A good post apocalyptic movie that I watched, but have not finished, is Stalker (1979).

It's the movie that was used as the inspiration for the STALKER video games series. The movie has been pretty good from what I managed to watch.


----------



## Cybrid (Jun 27, 2017)

Stake Land might be something you're interested in.


----------



## MsRavage (Jun 27, 2017)

any mad max movie...lol fury road is awesome...but thunderdome is good too


----------



## Vaheerah (Jul 6, 2017)

The Road (2009) - IMDb

*The Road.* It's sad and depressing, exactly how it should be with a post-apo movie.


----------



## Deleted member 82554 (Jul 6, 2017)

The Book of Eli is pretty good.
Warm Bodies.
Daylight's End.


----------



## LumeKat (Jul 6, 2017)

If you consider a very slow realistic apocalypse Idiocracy should count


----------



## bizzmcsweets (Jul 10, 2017)

Waterworld - Wikipedia and any old mad max


----------



## fallout19980 (Jul 10, 2017)

If you're looking for a so-bad-its-good post apocalyptic movie, check out Battlefield Earth. Works best with a game of shot glass roulette.


----------



## bizzmcsweets (Jul 10, 2017)

fallout19980 said:


> If you're looking for a so-bad-its-good post apocalyptic movie, check out Battlefield Earth. Works best with a game of shot glass roulette.


was that the one with those space bugs and they made like 2 or 3 of em?


----------



## fallout19980 (Jul 10, 2017)

bizzmcsweets said:


> was that the one with those space bugs and they made like 2 or 3 of em?


That's starship troopers. although the series is okay at best, its got way more effort and production quality put into it than Battlefield Earth; watched best with highball drinks like martini, white Russian or screwdriver.


----------



## bizzmcsweets (Jul 10, 2017)

fallout19980 said:


> That's starship troopers. although the series is okay at best, its got way more effort and production quality put into it than Battlefield Earth; watched best with highball drinks like martini, white Russian or screwdriver.

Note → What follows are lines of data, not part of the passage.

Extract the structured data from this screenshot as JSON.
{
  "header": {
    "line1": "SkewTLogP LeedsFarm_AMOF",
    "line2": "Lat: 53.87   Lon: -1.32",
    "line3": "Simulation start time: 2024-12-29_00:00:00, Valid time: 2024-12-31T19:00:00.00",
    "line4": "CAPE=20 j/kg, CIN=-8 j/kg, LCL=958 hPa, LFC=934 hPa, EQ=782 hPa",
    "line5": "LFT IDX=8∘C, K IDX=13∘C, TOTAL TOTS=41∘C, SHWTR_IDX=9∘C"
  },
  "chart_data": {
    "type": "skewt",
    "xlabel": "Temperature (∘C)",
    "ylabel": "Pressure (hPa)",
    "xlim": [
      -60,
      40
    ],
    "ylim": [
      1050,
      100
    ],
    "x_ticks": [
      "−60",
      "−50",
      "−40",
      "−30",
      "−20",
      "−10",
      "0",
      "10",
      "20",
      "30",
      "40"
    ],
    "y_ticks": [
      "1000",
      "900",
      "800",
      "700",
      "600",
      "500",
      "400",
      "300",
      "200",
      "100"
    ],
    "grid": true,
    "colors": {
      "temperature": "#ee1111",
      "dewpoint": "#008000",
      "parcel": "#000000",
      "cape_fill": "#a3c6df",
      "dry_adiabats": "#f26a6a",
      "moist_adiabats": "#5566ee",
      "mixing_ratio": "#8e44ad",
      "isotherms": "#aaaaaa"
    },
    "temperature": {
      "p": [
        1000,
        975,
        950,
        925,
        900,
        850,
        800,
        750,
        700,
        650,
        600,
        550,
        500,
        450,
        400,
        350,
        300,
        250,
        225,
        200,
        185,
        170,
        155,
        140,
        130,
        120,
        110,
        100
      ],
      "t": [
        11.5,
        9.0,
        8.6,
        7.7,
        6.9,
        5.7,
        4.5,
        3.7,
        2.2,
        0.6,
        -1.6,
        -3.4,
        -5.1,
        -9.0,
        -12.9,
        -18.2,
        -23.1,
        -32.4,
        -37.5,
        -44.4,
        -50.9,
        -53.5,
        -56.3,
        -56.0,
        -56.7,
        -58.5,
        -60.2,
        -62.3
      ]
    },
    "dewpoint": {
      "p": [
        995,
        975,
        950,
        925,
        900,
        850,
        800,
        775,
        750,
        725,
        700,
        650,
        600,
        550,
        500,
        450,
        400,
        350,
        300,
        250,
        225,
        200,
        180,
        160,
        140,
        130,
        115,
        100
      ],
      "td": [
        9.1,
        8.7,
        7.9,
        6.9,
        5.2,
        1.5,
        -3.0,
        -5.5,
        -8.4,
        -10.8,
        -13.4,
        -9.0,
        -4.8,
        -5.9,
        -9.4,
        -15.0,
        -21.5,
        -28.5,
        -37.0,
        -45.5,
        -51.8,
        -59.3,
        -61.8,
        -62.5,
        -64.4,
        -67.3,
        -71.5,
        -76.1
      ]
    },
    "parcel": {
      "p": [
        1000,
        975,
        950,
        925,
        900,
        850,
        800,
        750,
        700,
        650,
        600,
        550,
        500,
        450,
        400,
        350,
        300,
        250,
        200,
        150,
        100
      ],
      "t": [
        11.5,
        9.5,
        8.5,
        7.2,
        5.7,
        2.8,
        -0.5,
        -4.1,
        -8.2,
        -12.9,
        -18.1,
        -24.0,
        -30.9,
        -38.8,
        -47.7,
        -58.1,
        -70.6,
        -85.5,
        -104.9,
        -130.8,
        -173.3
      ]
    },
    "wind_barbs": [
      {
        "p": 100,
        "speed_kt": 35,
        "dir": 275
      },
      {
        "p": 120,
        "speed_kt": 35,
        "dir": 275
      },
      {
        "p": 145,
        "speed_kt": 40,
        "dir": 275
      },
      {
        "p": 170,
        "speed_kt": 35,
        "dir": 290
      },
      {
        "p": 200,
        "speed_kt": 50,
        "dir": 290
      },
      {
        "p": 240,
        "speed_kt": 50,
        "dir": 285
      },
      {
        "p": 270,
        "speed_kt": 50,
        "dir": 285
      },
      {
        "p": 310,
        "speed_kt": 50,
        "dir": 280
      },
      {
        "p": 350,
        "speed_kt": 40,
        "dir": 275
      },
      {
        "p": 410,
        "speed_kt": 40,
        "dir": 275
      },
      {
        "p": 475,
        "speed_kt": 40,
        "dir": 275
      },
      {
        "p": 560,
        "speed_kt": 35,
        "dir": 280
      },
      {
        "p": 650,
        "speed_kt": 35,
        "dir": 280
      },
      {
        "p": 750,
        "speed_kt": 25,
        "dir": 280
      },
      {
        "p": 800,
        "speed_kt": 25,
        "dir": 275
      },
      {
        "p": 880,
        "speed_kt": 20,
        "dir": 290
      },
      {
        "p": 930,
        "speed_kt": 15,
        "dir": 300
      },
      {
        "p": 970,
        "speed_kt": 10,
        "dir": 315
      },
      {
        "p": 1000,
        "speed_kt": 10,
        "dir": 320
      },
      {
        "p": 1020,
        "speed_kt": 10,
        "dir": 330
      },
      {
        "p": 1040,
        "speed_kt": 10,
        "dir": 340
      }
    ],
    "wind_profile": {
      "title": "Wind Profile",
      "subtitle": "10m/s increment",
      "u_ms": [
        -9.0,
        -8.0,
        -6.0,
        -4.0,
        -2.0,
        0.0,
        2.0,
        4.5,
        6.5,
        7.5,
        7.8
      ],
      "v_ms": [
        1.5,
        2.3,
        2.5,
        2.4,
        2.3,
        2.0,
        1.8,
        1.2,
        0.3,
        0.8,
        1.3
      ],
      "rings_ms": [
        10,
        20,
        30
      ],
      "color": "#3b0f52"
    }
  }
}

ooooo sooo classy, I stick to my Dos XX and strongbow dry, with the occasional vodka slushi


----------



## fallout19980 (Jul 10, 2017)

bizzmcsweets said:


> ooooo sooo classy, I stick to my Dos XX and strongbow dry, with the occasional vodka slushi


been a while since I made my last cocktail. Most good spirits in the UK are pretty expensive, and since freshers is starting all over again in September, alcohol expenses tend to dry up the budgets of most students. Better have a Bulmer's or hobgoblin. Not really a fan of the Dry variant, dark fruit has more flavor.


----------



## bizzmcsweets (Jul 10, 2017)

fallout19980 said:


> been a while since I made my last cocktail. Most good spirits in the UK are pretty expensive, and since freshers is starting all over again in September, alcohol expenses tend to dry up the budgets of most students. Better have a Bulmer's or hobgoblin. Not really a fan of the Dry variant, dark fruit has more flavor.

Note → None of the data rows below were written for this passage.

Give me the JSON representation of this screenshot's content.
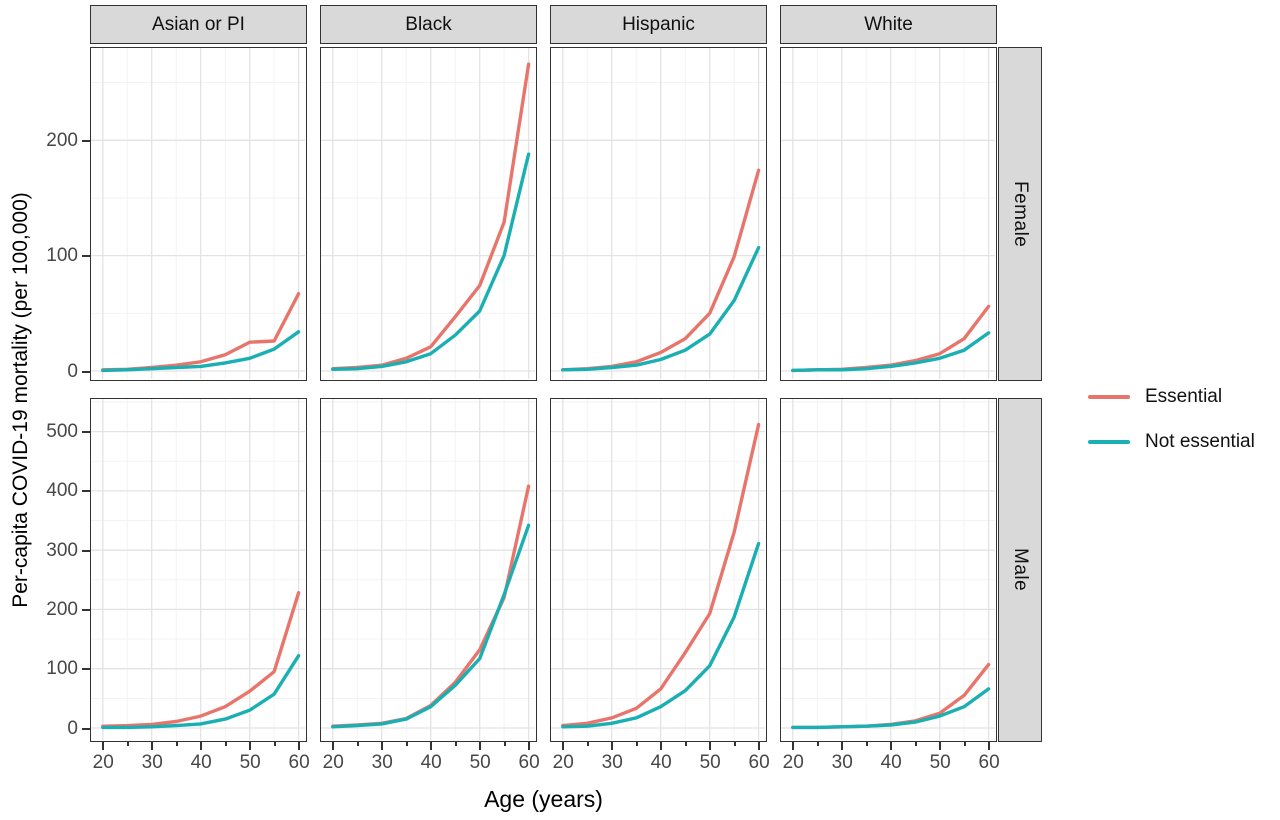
{
  "chart_data": {
    "type": "line",
    "x": [
      20,
      25,
      30,
      35,
      40,
      45,
      50,
      55,
      60
    ],
    "x_ticks": [
      20,
      30,
      40,
      50,
      60
    ],
    "x_minor_ticks": [
      25,
      35,
      45,
      55
    ],
    "xlim": [
      17.6,
      61.3
    ],
    "xlabel": "Age (years)",
    "ylabel": "Per-capita COVID-19 mortality (per 100,000)",
    "col_facets": [
      "Asian or PI",
      "Black",
      "Hispanic",
      "White"
    ],
    "row_facets": [
      "Female",
      "Male"
    ],
    "series_names": [
      "Essential",
      "Not essential"
    ],
    "series_colors": [
      "#E8756C",
      "#1AAFB2"
    ],
    "grid": true,
    "legend_position": "right",
    "rows": [
      {
        "label": "Female",
        "ylim": [
          0,
          280
        ],
        "yticks": [
          0,
          100,
          200
        ],
        "yminor": [
          50,
          150,
          250
        ]
      },
      {
        "label": "Male",
        "ylim": [
          0,
          555
        ],
        "yticks": [
          0,
          100,
          200,
          300,
          400,
          500
        ],
        "yminor": [
          50,
          150,
          250,
          350,
          450,
          550
        ]
      }
    ],
    "panels": [
      {
        "row": "Female",
        "col": "Asian or PI",
        "series": [
          {
            "name": "Essential",
            "values": [
              1,
              1.5,
              3,
              5,
              8,
              14,
              25,
              26,
              67
            ]
          },
          {
            "name": "Not essential",
            "values": [
              0.5,
              1,
              2,
              3,
              4,
              7,
              11,
              19,
              34
            ]
          }
        ]
      },
      {
        "row": "Female",
        "col": "Black",
        "series": [
          {
            "name": "Essential",
            "values": [
              2,
              3,
              5,
              11,
              21,
              47,
              74,
              129,
              266
            ]
          },
          {
            "name": "Not essential",
            "values": [
              1.5,
              2,
              4,
              8,
              15,
              31,
              52,
              100,
              188
            ]
          }
        ]
      },
      {
        "row": "Female",
        "col": "Hispanic",
        "series": [
          {
            "name": "Essential",
            "values": [
              1,
              2,
              4,
              8,
              16,
              28,
              50,
              99,
              174
            ]
          },
          {
            "name": "Not essential",
            "values": [
              1,
              1.5,
              3,
              5,
              10,
              18,
              32,
              61,
              107
            ]
          }
        ]
      },
      {
        "row": "Female",
        "col": "White",
        "series": [
          {
            "name": "Essential",
            "values": [
              0.5,
              1,
              1.5,
              3,
              5,
              9,
              15,
              28,
              56
            ]
          },
          {
            "name": "Not essential",
            "values": [
              0.5,
              1,
              1,
              2,
              4,
              7,
              11,
              18,
              33
            ]
          }
        ]
      },
      {
        "row": "Male",
        "col": "Asian or PI",
        "series": [
          {
            "name": "Essential",
            "values": [
              3,
              4,
              6,
              11,
              20,
              36,
              62,
              95,
              228
            ]
          },
          {
            "name": "Not essential",
            "values": [
              1,
              1,
              2,
              4,
              7,
              15,
              30,
              57,
              122
            ]
          }
        ]
      },
      {
        "row": "Male",
        "col": "Black",
        "series": [
          {
            "name": "Essential",
            "values": [
              3,
              5,
              8,
              16,
              38,
              77,
              132,
              220,
              408
            ]
          },
          {
            "name": "Not essential",
            "values": [
              2,
              4,
              7,
              15,
              36,
              72,
              117,
              225,
              342
            ]
          }
        ]
      },
      {
        "row": "Male",
        "col": "Hispanic",
        "series": [
          {
            "name": "Essential",
            "values": [
              4,
              8,
              17,
              33,
              66,
              127,
              193,
              330,
              512
            ]
          },
          {
            "name": "Not essential",
            "values": [
              2,
              3,
              8,
              17,
              36,
              63,
              105,
              187,
              311
            ]
          }
        ]
      },
      {
        "row": "Male",
        "col": "White",
        "series": [
          {
            "name": "Essential",
            "values": [
              1,
              1,
              2,
              3,
              6,
              12,
              25,
              55,
              107
            ]
          },
          {
            "name": "Not essential",
            "values": [
              1,
              1,
              2,
              3,
              5,
              10,
              20,
              36,
              66
            ]
          }
        ]
      }
    ]
  }
}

 Im obsessed with bitter and dry. Cant stand sweet drinks. And ya I've been there, once youre outta college you'll have bills but at least making a decent income. Im comfortable with feeding my kitty the finest food and having a sippy poo every day


----------



## Titanic-Wyvern (Jul 10, 2017)

The ones that I can think of off the top of my head as someone else who LOVES post-apocalyptic stuff (mostly videogames, but movies are good too) are the _Mad Max _movies, _Planet of the Apes_ movies (both old and new), _Snowpiercer_ (I honestly loved that one), and any of the zombie movies that _George A. Romero_ has made. 

If you're okay with fan-related stuff, _Fallout: Nuka Break_, I've heard is pretty good. I can't say though, as I haven't watched it. But hell, when Bethesda actually links it onto their blog praising the series, and Obsidian Entertainment confirmed that the Nuka Breaker DLC item for Fallout: New Vegas is a reference to the series that they actually put into the game, then you know something is bound to be good!

If you're fine with documentaries/documentary series, _Life After People_ and _Aftermath: Population Zero, _and its sequel series _Aftermath _are interesting.  Beyond that though, I can't think of any others. You might be able to find some interesting post-apocalypse short films on Youtube though, as there are plenty of them from independent people.


----------



## Beatle9 (Jul 14, 2017)

One of my personal favorites is Zombieland. You gotta enjoy the little things.


----------



## Deleted member 82554 (Jul 14, 2017)

Heyyyyy I have some more.

I Am Legend.
The Postman.
War of the World's.
Shaun of the Dead.
Doomsday.
The Time Machine.
The Colony.


----------